Comme le prévoit la loi Elan, certaines villes peuvent se porter volontaires pour expérimenter le dispositif d’encadrement des loyers, déjà en vigueur à Paris, Lille et dans le territoire de Plaine-Commune dans le 93. De nouvelles villes ont récemment vu leur candidature être acceptée par le ministère en charge du Logement, et devraient appliquer l’encadrement des loyers entre fin 2021 et début 2022.

Vue de Lyon depuis la Fourvière (crédit : Unsplash / Sébastien Artaud)

La ministre déléguée au logement, Emmanuelle Wargon, a donné son feu vert début septembre à quatre nouvelles villes pour expérimenter l’encadrement des loyers :

  • Lyon et Villeurbanne
  • Bordeaux
  • Montpellier

Toutefois, il ne s’agit pour le moment qu’un accord de principe : la mesure d’encadrement n’entrera en vigueur que lorsque la préfecture aura publié les loyers de référence, soit d’ici début 2022 (date exacte inconnue pour le moment).

Un peu plus tôt, début juin, le ministère a également accepté la candidature de l’établissement Public Territorial « Est Ensemble », soit le regroupement des neuf villes de Seine-Saint-Denis suivantes : Bagnolet, Bobigny, Bondy, Le Pré-Saint-Gervais, Les Lilas, Montreuil, Noisy-le-Sec, Pantin et Romainville. Pour ce territoire, l’entrée en vigueur est attendue d’ici la fin de cette année.

Rappelons que pour prétendre à l’expérimentation de l’encadrement des loyers, les territoires volontaires avaient jusqu’à novembre 2020 pour candidater. Il ne devrait donc pas y avoir de nouvelles villes « encadrées » après celles mentionnées ci-dessus, qui viendront s’ajouter à Paris, Lille, et au territoire Plaine Commune déjà soumis à l’encadrement des loyers.

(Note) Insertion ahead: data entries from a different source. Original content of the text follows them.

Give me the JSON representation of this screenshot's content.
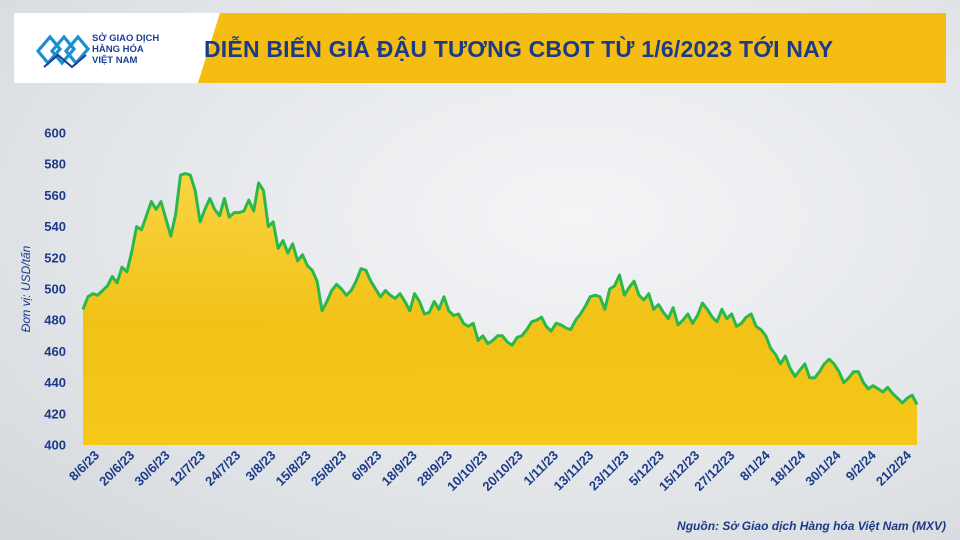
{
  "header": {
    "title": "DIỄN BIẾN GIÁ ĐẬU TƯƠNG CBOT TỪ 1/6/2023 TỚI NAY",
    "logo_lines": [
      "SỞ GIAO DỊCH",
      "HÀNG HÓA",
      "VIỆT NAM"
    ]
  },
  "footer": {
    "source": "Nguồn: Sở Giao dịch Hàng hóa Việt Nam (MXV)"
  },
  "colors": {
    "line": "#2bb84a",
    "fill": "#f7c615",
    "header": "#f5bd12",
    "text": "#1c3a8a"
  },
  "chart_data": {
    "type": "area",
    "title": "DIỄN BIẾN GIÁ ĐẬU TƯƠNG CBOT TỪ 1/6/2023 TỚI NAY",
    "ylabel": "Đơn vị: USD/tấn",
    "xlabel": "",
    "ylim": [
      400,
      600
    ],
    "yticks": [
      400,
      420,
      440,
      460,
      480,
      500,
      520,
      540,
      560,
      580,
      600
    ],
    "grid": false,
    "xticks": [
      "8/6/23",
      "20/6/23",
      "30/6/23",
      "12/7/23",
      "24/7/23",
      "3/8/23",
      "15/8/23",
      "25/8/23",
      "6/9/23",
      "18/9/23",
      "28/9/23",
      "10/10/23",
      "20/10/23",
      "1/11/23",
      "13/11/23",
      "23/11/23",
      "5/12/23",
      "15/12/23",
      "27/12/23",
      "8/1/24",
      "18/1/24",
      "30/1/24",
      "9/2/24",
      "21/2/24"
    ],
    "series": [
      {
        "values": [
          487,
          495,
          497,
          496,
          499,
          502,
          508,
          504,
          514,
          511,
          524,
          540,
          538,
          547,
          556,
          551,
          556,
          545,
          534,
          548,
          573,
          574,
          573,
          563,
          543,
          551,
          558,
          551,
          547,
          558,
          546,
          549,
          549,
          550,
          557,
          550,
          568,
          563,
          540,
          543,
          526,
          531,
          523,
          529,
          518,
          522,
          515,
          512,
          505,
          486,
          492,
          499,
          503,
          500,
          496,
          499,
          505,
          513,
          512,
          505,
          500,
          495,
          499,
          496,
          494,
          497,
          492,
          486,
          497,
          492,
          484,
          485,
          492,
          487,
          495,
          486,
          483,
          484,
          478,
          476,
          478,
          467,
          470,
          465,
          467,
          470,
          470,
          466,
          464,
          469,
          470,
          474,
          479,
          480,
          482,
          476,
          473,
          478,
          477,
          475,
          474,
          480,
          484,
          489,
          495,
          496,
          495,
          487,
          500,
          502,
          509,
          496,
          501,
          505,
          496,
          493,
          497,
          487,
          490,
          485,
          481,
          488,
          477,
          480,
          484,
          478,
          483,
          491,
          487,
          482,
          479,
          487,
          481,
          484,
          476,
          478,
          482,
          484,
          476,
          474,
          470,
          462,
          458,
          452,
          457,
          449,
          444,
          448,
          452,
          443,
          443,
          447,
          452,
          455,
          452,
          447,
          440,
          443,
          447,
          447,
          440,
          436,
          438,
          436,
          434,
          437,
          433,
          430,
          427,
          430,
          432,
          426
        ]
      }
    ]
  }
}
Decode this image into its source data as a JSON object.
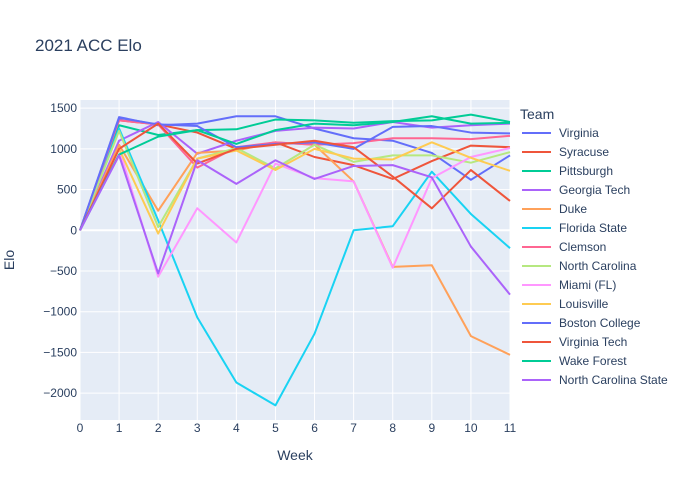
{
  "chart_data": {
    "type": "line",
    "title": "2021 ACC Elo",
    "xlabel": "Week",
    "ylabel": "Elo",
    "xlim": [
      0,
      11
    ],
    "ylim": [
      -2330,
      1600
    ],
    "x_ticks": [
      0,
      1,
      2,
      3,
      4,
      5,
      6,
      7,
      8,
      9,
      10,
      11
    ],
    "y_ticks": [
      1500,
      1000,
      500,
      0,
      -500,
      -1000,
      -1500,
      -2000
    ],
    "y_tick_labels": [
      "1500",
      "1000",
      "500",
      "0",
      "−500",
      "−1000",
      "−1500",
      "−2000"
    ],
    "grid": true,
    "legend_title": "Team",
    "legend_position": "right",
    "x": [
      0,
      1,
      2,
      3,
      4,
      5,
      6,
      7,
      8,
      9,
      10,
      11
    ],
    "series": [
      {
        "name": "Virginia",
        "color": "#636efa",
        "values": [
          0,
          1390,
          1290,
          1310,
          1400,
          1400,
          1250,
          1130,
          1100,
          950,
          620,
          920
        ]
      },
      {
        "name": "Syracuse",
        "color": "#ef553b",
        "values": [
          0,
          1350,
          1300,
          1200,
          1000,
          1080,
          900,
          800,
          630,
          850,
          1040,
          1020
        ]
      },
      {
        "name": "Pittsburgh",
        "color": "#00cc96",
        "values": [
          0,
          1290,
          1170,
          1230,
          1240,
          1360,
          1350,
          1320,
          1340,
          1350,
          1420,
          1330
        ]
      },
      {
        "name": "Georgia Tech",
        "color": "#ab63fa",
        "values": [
          0,
          1100,
          1330,
          940,
          1100,
          1220,
          1260,
          1250,
          1330,
          1260,
          1290,
          1310
        ]
      },
      {
        "name": "Duke",
        "color": "#ffa15a",
        "values": [
          0,
          1050,
          240,
          950,
          980,
          1080,
          1050,
          600,
          -450,
          -430,
          -1300,
          -1530
        ]
      },
      {
        "name": "Florida State",
        "color": "#19d3f3",
        "values": [
          0,
          1250,
          120,
          -1070,
          -1870,
          -2150,
          -1270,
          0,
          50,
          720,
          200,
          -220
        ]
      },
      {
        "name": "Clemson",
        "color": "#ff6692",
        "values": [
          0,
          1350,
          1300,
          770,
          1020,
          1080,
          1050,
          1070,
          1130,
          1130,
          1120,
          1160
        ]
      },
      {
        "name": "North Carolina",
        "color": "#b6e880",
        "values": [
          0,
          1220,
          40,
          880,
          1010,
          760,
          1050,
          840,
          920,
          920,
          830,
          960
        ]
      },
      {
        "name": "Miami (FL)",
        "color": "#ff97ff",
        "values": [
          0,
          1000,
          -570,
          270,
          -150,
          820,
          640,
          600,
          -460,
          640,
          900,
          1010
        ]
      },
      {
        "name": "Louisville",
        "color": "#fecb52",
        "values": [
          0,
          1000,
          -40,
          880,
          980,
          740,
          1000,
          880,
          870,
          1080,
          890,
          730
        ]
      },
      {
        "name": "Boston College",
        "color": "#636efa",
        "values": [
          0,
          1380,
          1300,
          1280,
          1020,
          1060,
          1080,
          1000,
          1270,
          1280,
          1200,
          1190
        ]
      },
      {
        "name": "Virginia Tech",
        "color": "#ef553b",
        "values": [
          0,
          1000,
          1310,
          820,
          1000,
          1050,
          1100,
          1020,
          660,
          270,
          740,
          360
        ]
      },
      {
        "name": "Wake Forest",
        "color": "#00cc96",
        "values": [
          0,
          930,
          1150,
          1230,
          1060,
          1230,
          1310,
          1290,
          1330,
          1400,
          1310,
          1320
        ]
      },
      {
        "name": "North Carolina State",
        "color": "#ab63fa",
        "values": [
          0,
          920,
          -530,
          860,
          570,
          860,
          630,
          790,
          800,
          650,
          -200,
          -790
        ]
      }
    ]
  }
}
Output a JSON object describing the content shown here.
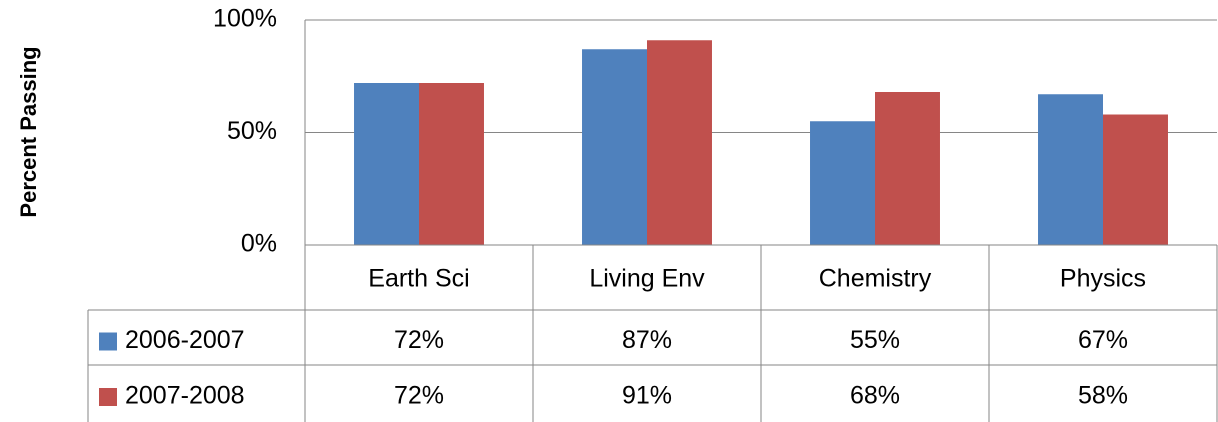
{
  "chart_data": {
    "type": "bar",
    "y_axis_label": "Percent Passing",
    "categories": [
      "Earth Sci",
      "Living Env",
      "Chemistry",
      "Physics"
    ],
    "series": [
      {
        "name": "2006-2007",
        "color": "#4f81bd",
        "values": [
          72,
          87,
          55,
          67
        ],
        "value_labels": [
          "72%",
          "87%",
          "55%",
          "67%"
        ]
      },
      {
        "name": "2007-2008",
        "color": "#c0504d",
        "values": [
          72,
          91,
          68,
          58
        ],
        "value_labels": [
          "72%",
          "91%",
          "68%",
          "58%"
        ]
      }
    ],
    "ylim": [
      0,
      100
    ],
    "yticks": [
      {
        "value": 0,
        "label": "0%"
      },
      {
        "value": 50,
        "label": "50%"
      },
      {
        "value": 100,
        "label": "100%"
      }
    ],
    "grid": true
  }
}
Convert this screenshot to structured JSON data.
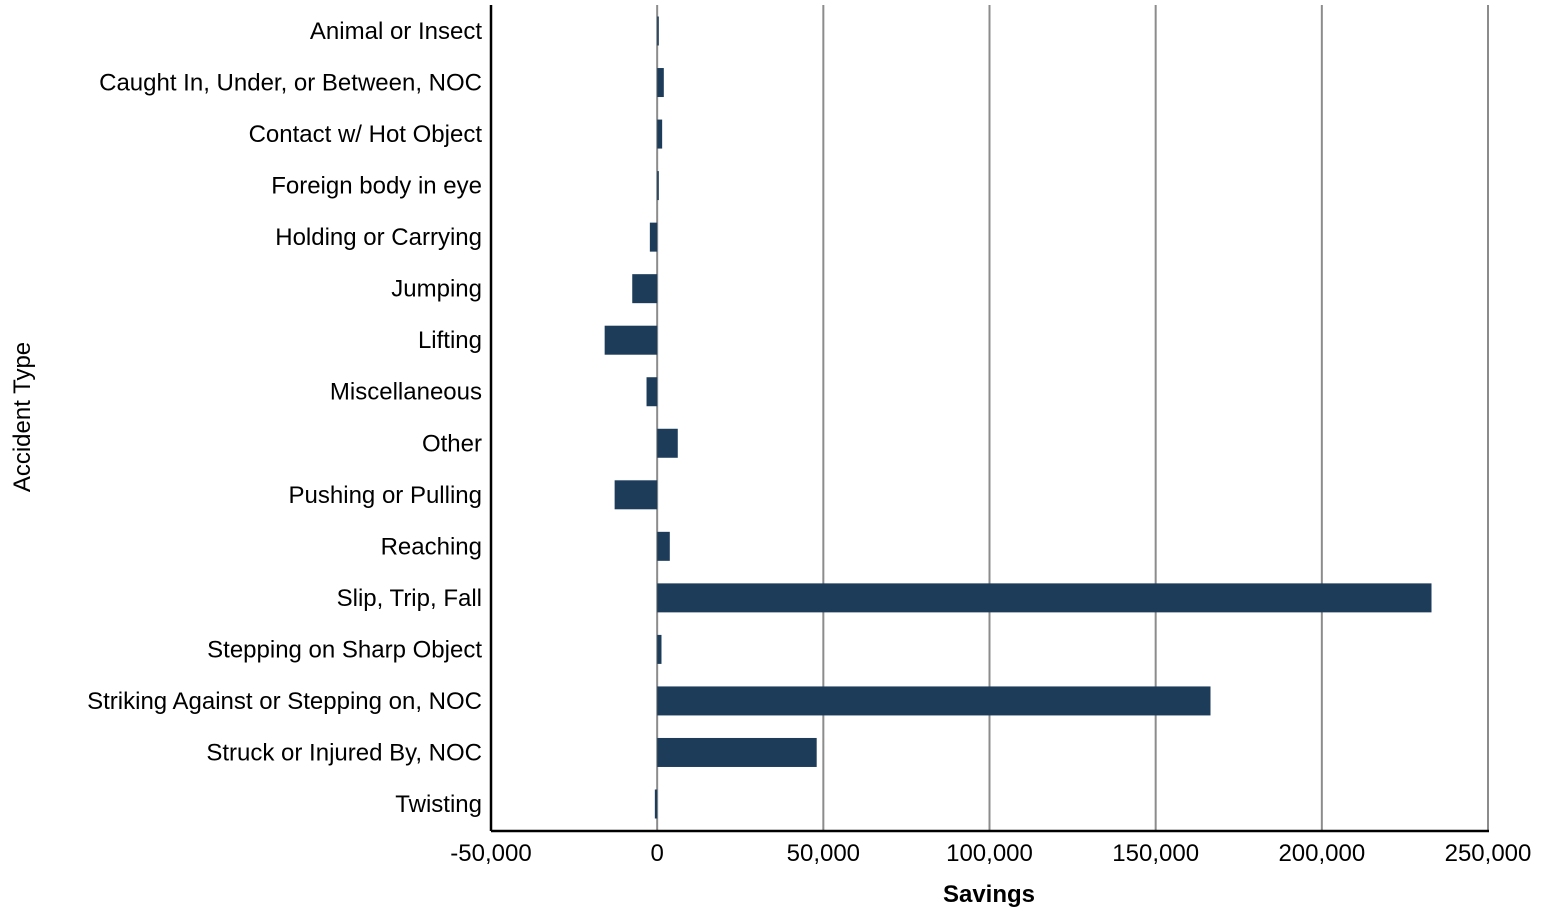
{
  "chart_data": {
    "type": "bar",
    "orientation": "horizontal",
    "xlabel": "Savings",
    "ylabel": "Accident Type",
    "xlim": [
      -50000,
      250000
    ],
    "x_ticks": [
      -50000,
      0,
      50000,
      100000,
      150000,
      200000,
      250000
    ],
    "x_tick_labels": [
      "-50,000",
      "0",
      "50,000",
      "100,000",
      "150,000",
      "200,000",
      "250,000"
    ],
    "grid": "vertical",
    "legend": "none",
    "categories": [
      "Animal or Insect",
      "Caught In, Under, or Between, NOC",
      "Contact w/ Hot Object",
      "Foreign body in eye",
      "Holding or Carrying",
      "Jumping",
      "Lifting",
      "Miscellaneous",
      "Other",
      "Pushing or Pulling",
      "Reaching",
      "Slip, Trip, Fall",
      "Stepping on Sharp Object",
      "Striking Against or Stepping on, NOC",
      "Struck or Injured By, NOC",
      "Twisting"
    ],
    "values": [
      500,
      2000,
      1500,
      500,
      -2200,
      -7500,
      -15800,
      -3200,
      6200,
      -12800,
      3800,
      233000,
      1300,
      166500,
      48000,
      -700
    ],
    "bar_color": "#1d3c5a",
    "grid_color": "#8c8c8c"
  }
}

Il est intéressant de noter que toutes les candidatures de villes n’ont pas été retenues : la métropole grenobloise ainsi que les onze villes de l’établissement Public Territorial Grand Orly Seine Bièvre ont reçu une fin de non-recevoir car le Gouvernement a jugé que les quatre conditions prévues par la loi n’étaient pas réunies localement, à savoir :

  • un écart important entre le niveau moyen de loyer constaté dans le parc locatif privé et le loyer moyen dans le parc locatif social ;
  • un niveau de loyer médian élevé ;
  • un faible taux de logements commencés rapporté aux logements existants sur les cinq dernières années ;
  • des perspectives limitées de production pluriannuelle de logements inscrites dans le programme local de l’habitat et de faibles perspectives d’évolution de celle-ci.